Siboney Pérez, representante de la organización Psicológos Sin Fronteras, alertó sobre el incremento sostenido de trastornos de ansiedad entre los habitantes de los estados afectados, señalando que este síntoma se ha convertido en el principal desencadenante de diversas afecciones psicológicas a mediano y largo plazo.
«La ansiedad tras un evento traumático de esta magnitud no es solo un estado pasajero; si no se atiende a tiempo, evoluciona hacia cuadros severos de estrés postraumático, fobias específicas, insomnio crónico y episodios depresivos profundos en personas de todas las edades», explicó Pérez.
Jornadas de atención y primeros auxilios psicológicos
Como respuesta a esta emergencia silenciosa, equipos multidisciplinarios de Psicológos Sin Fronteras han desplegado jornadas continuas de intervención en comunidades vulnerables de La Guaira, Caracas y el estado Miranda.

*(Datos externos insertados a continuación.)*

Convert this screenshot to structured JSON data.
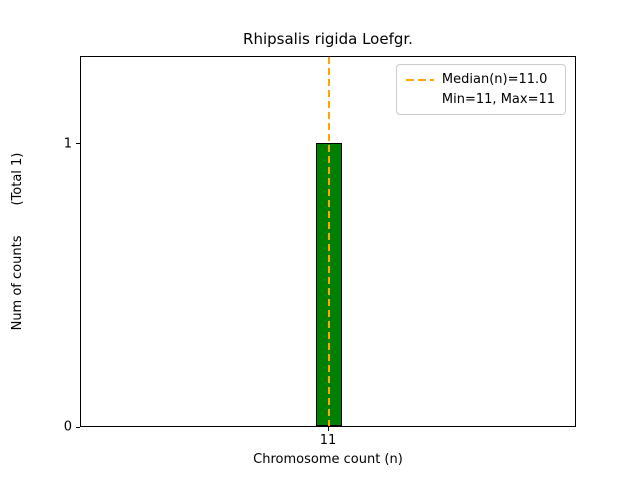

Estas labores de asistencia se centran en la aplicación de primeros auxilios psicológicos, talleres de manejo del estrés post-sismo y la creación de espacios seguros de escucha para niños, adultos mayores y jefes de hogar, quienes suelen cargar con el peso emocional de la reconstrucción material y la incertidumbre.
La especialista recordó que el trauma colectivo generado por los sismos requiere un abordaje sostenido, por lo que instó a las instituciones y a la ciudadanía a visibilizar la salud mental como un eje prioritario dentro de la gestión integral de riesgos y la recuperación post-desastre.